Xerox are the latest corporate behemoth to change face, casting aside the hard edged uppercase typeface of yesteryear in favour of a more huggable, smooth-edged, lowercase typeface of the moment. Even the famous pixel formed X icon has been shown the door, replaced by an abstract “X-Ball”, which I can’t help feel sits uncomfortably close to the Xbox 360 logo. The strong red remains however, being joined, we’re promised, by a variety of other brand colours across all media.
The rebrand seems to be well timed. I know little about the company, but thanks to some surprisingly straight-talking press releases from those involved it seems that it’s the right time for Xerox to update their image. Richard Wergan, vice president of their worldwide brand division states:
“Xerox is still perceived incorrectly as a copier company. We do not make copiers.”
Fair play. The change appears to be more than skin deep too, with one of their analysts, Angele Boyd saying:
“They have made significant changes in the last several years. Packaging and branding have not kept pace,”

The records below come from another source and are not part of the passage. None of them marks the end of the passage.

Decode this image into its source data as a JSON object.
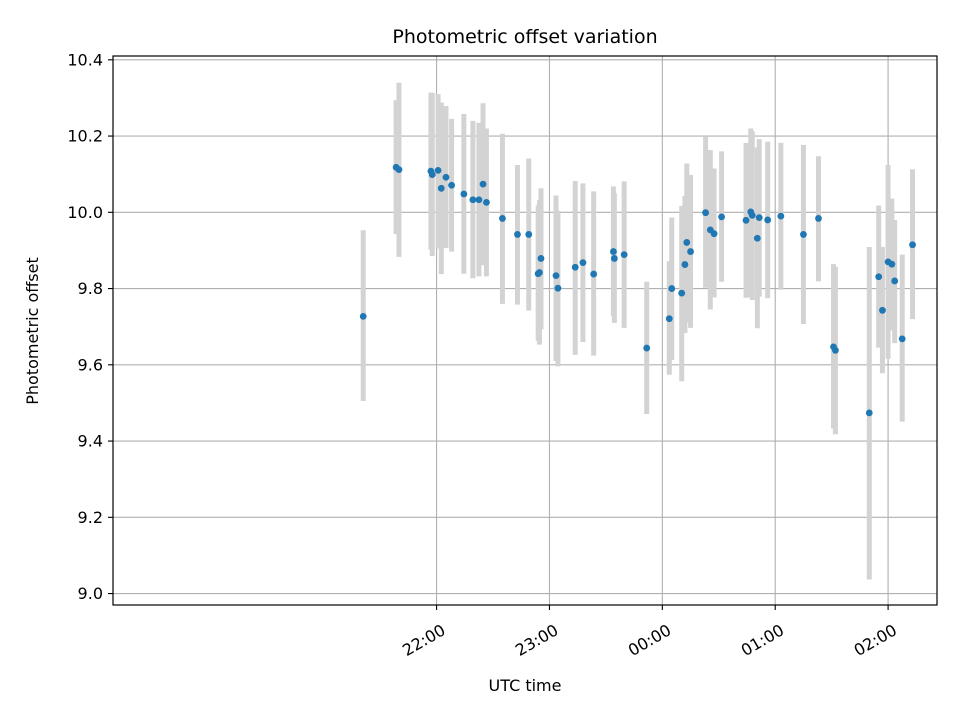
{
  "chart_data": {
    "type": "scatter",
    "title": "Photometric offset variation",
    "xlabel": "UTC time",
    "ylabel": "Photometric offset",
    "x_axis": {
      "unit": "minutes relative to 00:00 UTC",
      "range": [
        -292,
        146
      ],
      "ticks": [
        {
          "value": -120,
          "label": "22:00"
        },
        {
          "value": -60,
          "label": "23:00"
        },
        {
          "value": 0,
          "label": "00:00"
        },
        {
          "value": 60,
          "label": "01:00"
        },
        {
          "value": 120,
          "label": "02:00"
        }
      ]
    },
    "y_axis": {
      "range": [
        8.97,
        10.41
      ],
      "ticks": [
        {
          "value": 9.0,
          "label": "9.0"
        },
        {
          "value": 9.2,
          "label": "9.2"
        },
        {
          "value": 9.4,
          "label": "9.4"
        },
        {
          "value": 9.6,
          "label": "9.6"
        },
        {
          "value": 9.8,
          "label": "9.8"
        },
        {
          "value": 10.0,
          "label": "10.0"
        },
        {
          "value": 10.2,
          "label": "10.2"
        },
        {
          "value": 10.4,
          "label": "10.4"
        }
      ]
    },
    "grid": true,
    "legend": "none",
    "colors": {
      "point": "#1f77b4",
      "errorbar": "#d3d3d3",
      "grid": "#b0b0b0"
    },
    "series": [
      {
        "points": [
          {
            "x": -159,
            "y": 9.727,
            "lo": 9.505,
            "hi": 9.953
          },
          {
            "x": -141.5,
            "y": 10.118,
            "lo": 9.943,
            "hi": 10.294
          },
          {
            "x": -140,
            "y": 10.112,
            "lo": 9.883,
            "hi": 10.34
          },
          {
            "x": -123,
            "y": 10.108,
            "lo": 9.902,
            "hi": 10.314
          },
          {
            "x": -122.3,
            "y": 10.099,
            "lo": 9.885,
            "hi": 10.313
          },
          {
            "x": -119.2,
            "y": 10.11,
            "lo": 9.905,
            "hi": 10.31
          },
          {
            "x": -117.5,
            "y": 10.063,
            "lo": 9.838,
            "hi": 10.288
          },
          {
            "x": -115,
            "y": 10.092,
            "lo": 9.906,
            "hi": 10.279
          },
          {
            "x": -112,
            "y": 10.071,
            "lo": 9.897,
            "hi": 10.245
          },
          {
            "x": -105.5,
            "y": 10.048,
            "lo": 9.839,
            "hi": 10.258
          },
          {
            "x": -100.7,
            "y": 10.033,
            "lo": 9.827,
            "hi": 10.24
          },
          {
            "x": -97.5,
            "y": 10.033,
            "lo": 9.832,
            "hi": 10.235
          },
          {
            "x": -95.3,
            "y": 10.074,
            "lo": 9.861,
            "hi": 10.286
          },
          {
            "x": -93.5,
            "y": 10.026,
            "lo": 9.832,
            "hi": 10.22
          },
          {
            "x": -85,
            "y": 9.984,
            "lo": 9.76,
            "hi": 10.206
          },
          {
            "x": -77,
            "y": 9.942,
            "lo": 9.758,
            "hi": 10.124
          },
          {
            "x": -71,
            "y": 9.942,
            "lo": 9.742,
            "hi": 10.141
          },
          {
            "x": -66,
            "y": 9.839,
            "lo": 9.663,
            "hi": 10.018
          },
          {
            "x": -65.3,
            "y": 9.842,
            "lo": 9.653,
            "hi": 10.032
          },
          {
            "x": -64.5,
            "y": 9.879,
            "lo": 9.693,
            "hi": 10.063
          },
          {
            "x": -56.5,
            "y": 9.834,
            "lo": 9.61,
            "hi": 10.044
          },
          {
            "x": -55.5,
            "y": 9.801,
            "lo": 9.596,
            "hi": 10.004
          },
          {
            "x": -46.3,
            "y": 9.856,
            "lo": 9.626,
            "hi": 10.082
          },
          {
            "x": -42.2,
            "y": 9.868,
            "lo": 9.66,
            "hi": 10.076
          },
          {
            "x": -36.5,
            "y": 9.838,
            "lo": 9.624,
            "hi": 10.055
          },
          {
            "x": -26,
            "y": 9.897,
            "lo": 9.728,
            "hi": 10.068
          },
          {
            "x": -25.5,
            "y": 9.879,
            "lo": 9.71,
            "hi": 10.05
          },
          {
            "x": -20.3,
            "y": 9.889,
            "lo": 9.697,
            "hi": 10.081
          },
          {
            "x": -8.3,
            "y": 9.644,
            "lo": 9.471,
            "hi": 9.818
          },
          {
            "x": 3.7,
            "y": 9.721,
            "lo": 9.574,
            "hi": 9.872
          },
          {
            "x": 5,
            "y": 9.8,
            "lo": 9.613,
            "hi": 9.986
          },
          {
            "x": 10.3,
            "y": 9.788,
            "lo": 9.557,
            "hi": 10.017
          },
          {
            "x": 12,
            "y": 9.863,
            "lo": 9.683,
            "hi": 10.043
          },
          {
            "x": 13,
            "y": 9.921,
            "lo": 9.712,
            "hi": 10.128
          },
          {
            "x": 15,
            "y": 9.897,
            "lo": 9.697,
            "hi": 10.098
          },
          {
            "x": 23,
            "y": 9.999,
            "lo": 9.802,
            "hi": 10.198
          },
          {
            "x": 25.5,
            "y": 9.954,
            "lo": 9.745,
            "hi": 10.163
          },
          {
            "x": 27.5,
            "y": 9.944,
            "lo": 9.777,
            "hi": 10.115
          },
          {
            "x": 31.5,
            "y": 9.988,
            "lo": 9.818,
            "hi": 10.16
          },
          {
            "x": 44.5,
            "y": 9.979,
            "lo": 9.776,
            "hi": 10.182
          },
          {
            "x": 47,
            "y": 10.001,
            "lo": 9.777,
            "hi": 10.22
          },
          {
            "x": 47.8,
            "y": 9.992,
            "lo": 9.77,
            "hi": 10.213
          },
          {
            "x": 50.5,
            "y": 9.932,
            "lo": 9.696,
            "hi": 10.17
          },
          {
            "x": 51.5,
            "y": 9.986,
            "lo": 9.779,
            "hi": 10.192
          },
          {
            "x": 56,
            "y": 9.98,
            "lo": 9.775,
            "hi": 10.185
          },
          {
            "x": 63,
            "y": 9.99,
            "lo": 9.797,
            "hi": 10.182
          },
          {
            "x": 75,
            "y": 9.942,
            "lo": 9.707,
            "hi": 10.177
          },
          {
            "x": 83,
            "y": 9.984,
            "lo": 9.819,
            "hi": 10.147
          },
          {
            "x": 91,
            "y": 9.647,
            "lo": 9.433,
            "hi": 9.864
          },
          {
            "x": 92,
            "y": 9.638,
            "lo": 9.418,
            "hi": 9.857
          },
          {
            "x": 110,
            "y": 9.474,
            "lo": 9.037,
            "hi": 9.909
          },
          {
            "x": 115,
            "y": 9.831,
            "lo": 9.645,
            "hi": 10.018
          },
          {
            "x": 117,
            "y": 9.743,
            "lo": 9.578,
            "hi": 9.909
          },
          {
            "x": 120,
            "y": 9.87,
            "lo": 9.616,
            "hi": 10.124
          },
          {
            "x": 122,
            "y": 9.864,
            "lo": 9.69,
            "hi": 10.036
          },
          {
            "x": 123.5,
            "y": 9.82,
            "lo": 9.657,
            "hi": 9.98
          },
          {
            "x": 127.5,
            "y": 9.668,
            "lo": 9.451,
            "hi": 9.889
          },
          {
            "x": 133,
            "y": 9.915,
            "lo": 9.72,
            "hi": 10.113
          }
        ]
      }
    ]
  }
}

All sounds good, however the motives for the re-brand have to be questioned. Xerox has worked hard to recover from heavy debt and financial scandal, yet their share price has yet to reflect this. If the rebrand is genuinely part of a concerted effort by Xerox to show the world they have evolved, then the I think the brand will become a success, and perhaps as Iconic as the identity they’ve discarded. However if the new brand values are not carried through to the heart of the company, and their previously flawed business model corrected in step, then this latest re-brand may be the final multi-million dollar shot in the arm which finishes Xerox off.